Türkiye Trafik Kazalarını Önleme Derneği (TTKÖD) Antalya Şube Başkanı Abdullah Gökmen, yıllardır bu şehrin trafik haritasını inceliyor, verileri takip ediyor, kamu kurumlarına raporlar sunuyor ve ona göre tablo iç açıcı değil. Her yıl yüzlerce kaza, onlarca ölü, binlerce yaralı. Gökmen’in açıklamaları bir uyarı niteliğinde: "Radarlar kuruldu, helikopterler havalandı, radar araçları otoyollarda hız kontrolü yapıyor. Bu iyi. Ama hâlâ kazaların en büyük nedeni eğitim eksikliği. Çünkü trafik bilgisi yalnızca ceza ile değil, bilinçle yerleşir."

KAZALARIN HARİTASI: NEDEN, NE KADAR, NEREDE?

Gökmen’in sunduğu veriler, trafik kazalarının nedenlerine ışık tutuyor. Kazaların oluş nedenlerini sıralayan Gökmen, "Yüzde 50 eğitim eksikliği, yüzde 25 altyapı sorunları, yüzde 25 denetim eksikliği veya denetimlerin yetersizliği kazalara davetiye çıkarıyor. Bu oranlar sadece Antalya’ya değil, Türkiye genelinde yapılan çalışmalara da dayanıyor. Özellikle sürücülerin trafik kurallarını öğrenme süreçlerinin yüzeysel olması, eğitimlerin ezbere dayalı ilerlemesi ve medya desteğinin çekilmesi, toplumda trafik bilincini zayıflatıyor" dedi.

Trafik Kazasi Levhasi

RADAR DENETİMİ: TEKNOLOJİNİN GÜCÜ SAHADA

Son yıllarda devletin en çok yatırım yaptığı alanlardan birisini teknolojik trafik denetimi olarak tanımlayan Gökmen, "Eskiden sadece sabit radarlar vardı. Şimdi sivil plakalı radar araçları, insansız hava araçları (drone), helikopter destekli takip sistemleri, hız koridorları devrede.
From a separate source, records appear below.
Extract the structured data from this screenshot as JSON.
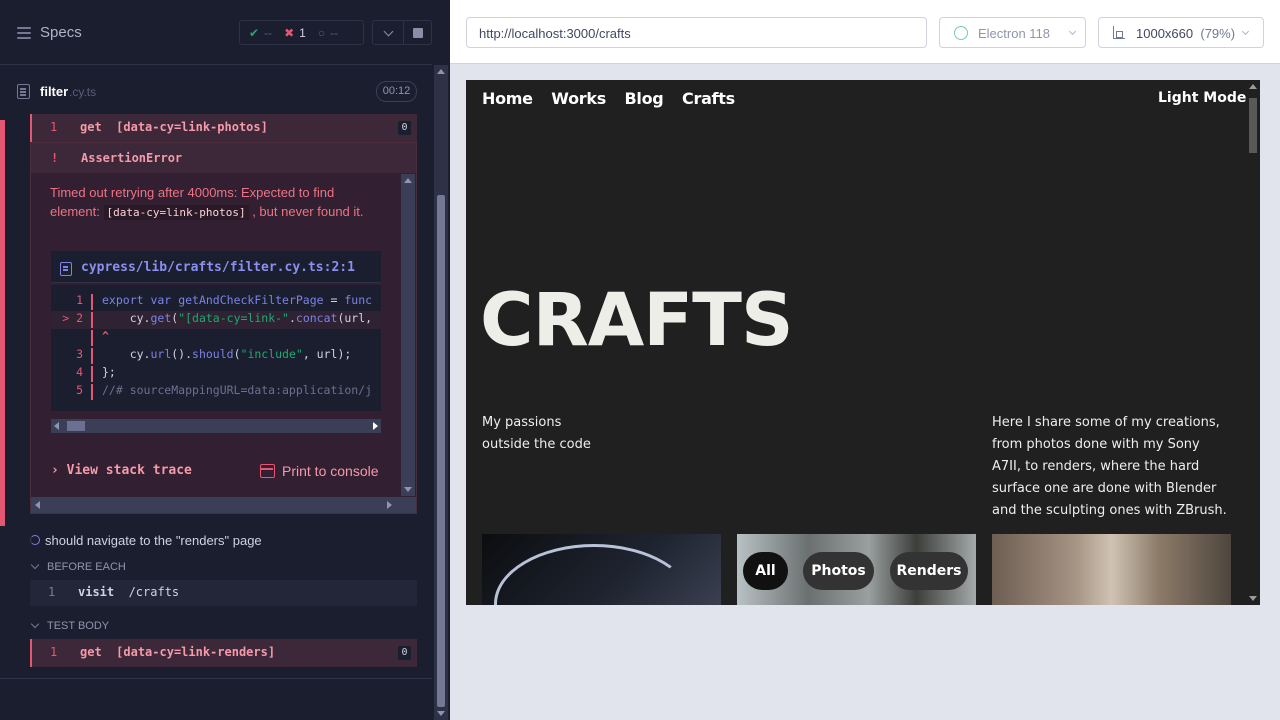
{
  "reporter": {
    "specs_label": "Specs",
    "stats": {
      "pass_icon": "✔",
      "pass_count": "--",
      "fail_icon": "✖",
      "fail_count": "1",
      "pending_icon": "○",
      "pending_count": "--"
    },
    "spec_file": {
      "name": "filter",
      "ext": ".cy.ts",
      "duration": "00:12"
    },
    "failed_command": {
      "number": "1",
      "name": "get",
      "selector": "[data-cy=link-photos]",
      "count": "0"
    },
    "error": {
      "bang": "!",
      "title": "AssertionError",
      "message_pre": "Timed out retrying after 4000ms: Expected to find element:",
      "message_code": "[data-cy=link-photos]",
      "message_post": ", but never found it.",
      "file_link": "cypress/lib/crafts/filter.cy.ts:2:1",
      "code_lines": [
        {
          "ln": "1",
          "marker": "",
          "html": "<span class=\"kw\">export var</span> <span class=\"fn\">getAndCheckFilterPage</span> = <span class=\"kw\">func</span>"
        },
        {
          "ln": "2",
          "marker": "> ",
          "html": "    cy.<span class=\"fn\">get</span>(<span class=\"str\">\"[data-cy=link-\"</span>.<span class=\"fn\">concat</span>(url,"
        },
        {
          "ln": "",
          "marker": "",
          "html": "<span class=\"fail-ic\">^</span>"
        },
        {
          "ln": "3",
          "marker": "",
          "html": "    cy.<span class=\"fn\">url</span>().<span class=\"fn\">should</span>(<span class=\"str\">\"include\"</span>, url);"
        },
        {
          "ln": "4",
          "marker": "",
          "html": "};"
        },
        {
          "ln": "5",
          "marker": "",
          "html": "<span class=\"cm\">//# sourceMappingURL=data:application/j</span>"
        }
      ],
      "stack_label": "View stack trace",
      "print_label": "Print to console"
    },
    "next_test": {
      "title": "should navigate to the \"renders\" page"
    },
    "before_each": {
      "label": "BEFORE EACH",
      "cmd_number": "1",
      "cmd_name": "visit",
      "cmd_arg": "/crafts"
    },
    "test_body": {
      "label": "TEST BODY",
      "cmd_number": "1",
      "cmd_name": "get",
      "cmd_arg": "[data-cy=link-renders]",
      "count": "0"
    }
  },
  "runner": {
    "url": "http://localhost:3000/crafts",
    "browser": "Electron 118",
    "viewport": "1000x660",
    "viewport_scale": "(79%)"
  },
  "app": {
    "nav": [
      "Home",
      "Works",
      "Blog",
      "Crafts"
    ],
    "mode_toggle": "Light Mode",
    "title": "CRAFTS",
    "tagline_1": "My passions",
    "tagline_2": "outside the code",
    "description": "Here I share some of my creations, from photos done with my Sony A7II, to renders, where the hard surface one are done with Blender and the sculpting ones with ZBrush.",
    "filters": [
      "All",
      "Photos",
      "Renders"
    ],
    "active_filter": "All"
  },
  "colors": {
    "fail": "#e45770",
    "pass": "#1fa971",
    "accent": "#7c82e8",
    "reporter_bg": "#1b1e2e",
    "app_bg": "#202020"
  }
}
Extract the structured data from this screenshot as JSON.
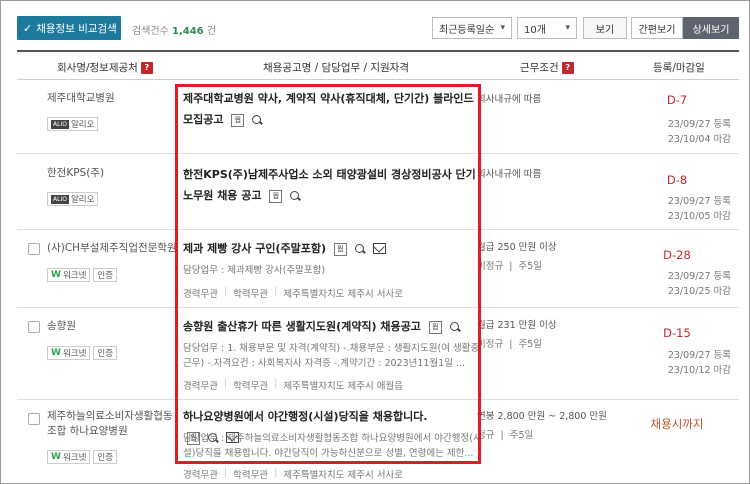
{
  "toolbar": {
    "compare_label": "채용정보 비교검색",
    "result_prefix": "검색건수",
    "result_count": "1,446",
    "result_suffix": "건",
    "sort_value": "최근등록일순",
    "count_value": "10개",
    "view_button": "보기",
    "simple_view": "간편보기",
    "detail_view": "상세보기"
  },
  "header": {
    "company": "회사명/정보제공처",
    "title": "채용공고명 / 담당업무 / 지원자격",
    "condition": "근무조건",
    "date": "등록/마감일",
    "help": "?"
  },
  "icons": {
    "doc": "뭡"
  },
  "rows": [
    {
      "company": "제주대학교병원",
      "badges": [
        "알리오"
      ],
      "title": "제주대학교병원 약사, 계약직 약사(휴직대체, 단기간) 블라인드 모집공고",
      "condition": "회사내규에 따름",
      "dday": "D-7",
      "registered": "23/09/27 등록",
      "deadline": "23/10/04 마감"
    },
    {
      "company": "한전KPS(주)",
      "badges": [
        "알리오"
      ],
      "title": "한전KPS(주)남제주사업소 소외 태양광설비 경상정비공사 단기노무원 채용 공고",
      "condition": "회사내규에 따름",
      "dday": "D-8",
      "registered": "23/09/27 등록",
      "deadline": "23/10/05 마감"
    },
    {
      "company": "(사)CH부설제주직업전문학원",
      "badges": [
        "워크넷",
        "인증"
      ],
      "title": "제과 제빵 강사 구인(주말포함)",
      "duty": "담당업무 : 제과제빵 강사(주말포함)",
      "meta": [
        "경력무관",
        "학력무관",
        "제주특별자치도 제주시 서사로"
      ],
      "cond_wage": "월급 250 만원 이상",
      "cond_type": "비정규",
      "cond_days": "주5일",
      "dday": "D-28",
      "registered": "23/09/27 등록",
      "deadline": "23/10/25 마감"
    },
    {
      "company": "송향원",
      "badges": [
        "워크넷",
        "인증"
      ],
      "title": "송향원 출산휴가 따른 생활지도원(계약직) 채용공고",
      "duty": "담당업무 : 1. 채용부문 및 자격(계약직) -.채용부문 : 생활지도원(여 생활중근무) -.자격요건 : 사회복지사 자격증 -.계약기간 : 2023년11월1일 ...",
      "meta": [
        "경력무관",
        "학력무관",
        "제주특별자치도 제주시 애월읍"
      ],
      "cond_wage": "월급 231 만원 이상",
      "cond_type": "비정규",
      "cond_days": "주5일",
      "dday": "D-15",
      "registered": "23/09/27 등록",
      "deadline": "23/10/12 마감"
    },
    {
      "company": "제주하늘의료소비자생활협동조합 하나요양병원",
      "badges": [
        "워크넷",
        "인증"
      ],
      "title": "하나요양병원에서 야간행정(시설)당직을 채용합니다.",
      "duty": "담당업무 : 제주하늘의료소비자생활협동조합 하나요양병원에서 야간행정(시설)당직을 채용합니다. 야간당직이 가능하신분으로 성별, 연령에는 제한...",
      "meta": [
        "경력무관",
        "학력무관",
        "제주특별자치도 제주시 서사로"
      ],
      "cond_wage": "연봉 2,800 만원 ~ 2,800 만원",
      "cond_type": "정규",
      "cond_days": "주5일",
      "dday": "채용시까지"
    }
  ],
  "colors": {
    "accent": "#1e7a9c",
    "highlight": "#e01b24",
    "dday": "#c0282d"
  }
}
Bu, trafik kültürü olmayan bir sürücüye doğrudan 'dur' diyebilecek bir baskı. Peki sonuç alındı mı? Evet. Teknolojik denetim sistemlerinin uygulandığı yıllarda ölümlü kazalarda gözle görülür bir düşüş yaşandı. 2023’ten 2024’e geçerken bazı bölgelerde ölüm oranlarında yüzde 10’a varan azalmalar görüldü. Ancak bu azalma kalıcı değil. Çünkü bu sadece dıştan bir müdahale" diye konuştu.

Yapay Zeka Radar (7)

RADAR CEZA YAZAR, AMA SÜRÜCÜYÜ EĞİTMEZ!

Radarların sürücüyü durdurduğunu ama değiştirmediğine dikkat çeken Gökmen, "Sürücüler, cezadan korkarak yavaşlıyor ama eğitim almadıysa aynı hatayı başka yerde tekrarlıyor. Radara girme korkusu geçicidir ama trafik bilinci eğitilirse o sürücü her yerde dikkatli olur. Türkiye’de sürücüye sadece ceza yazılıyor. Oysa ona neden hız yapmaması gerektiği anlatılmıyor. Bu, çözüm değil, geçici bir yama" ifadelerini kullandı.

Radar Sistemi

UNUTULAN BİR UYGULAMA: MEDYADA ZORUNLU TRAFİK EĞİTİMİ

Gökmen, 2011 yılında kaldırılan zorunlu medya trafik eğitimlerine de dikkat çekti. Eskiden sürücüler için televizyon ve radyolarda trafik eğitim yayınlarının yapıldığını hatırlatan Gökmen, şöyle devam etti: "Sürücü adayları haftada belli saatlerde bu yayınları izlemek zorundaydı. Bu uygulama kaldırıldı. Bu yanlış bir adım. Bu yayınlar kaldırıldı, kimse duymadı bile. Ben bunu 2017 yılında dönemin başbakanı Binali Yıldırım’a söyledim. Şaşırdı. ‘Benim haberim yok’ dedi. Çünkü bu karar kamuoyundan saklı bir şekilde 2011’de yürürlüğe girmiş. RTÜK'ten gelen resmi yazıya göre, günümüzde yalnızca uyuşturucu, çevre ve bağımlılıkla mücadele gibi konularda kamu spotu yayınlanabiliyor. Trafik güvenliği bu listeye dahil değil. Bu durum, 'ölümcül bir boşluk' olarak tanımlanabilir."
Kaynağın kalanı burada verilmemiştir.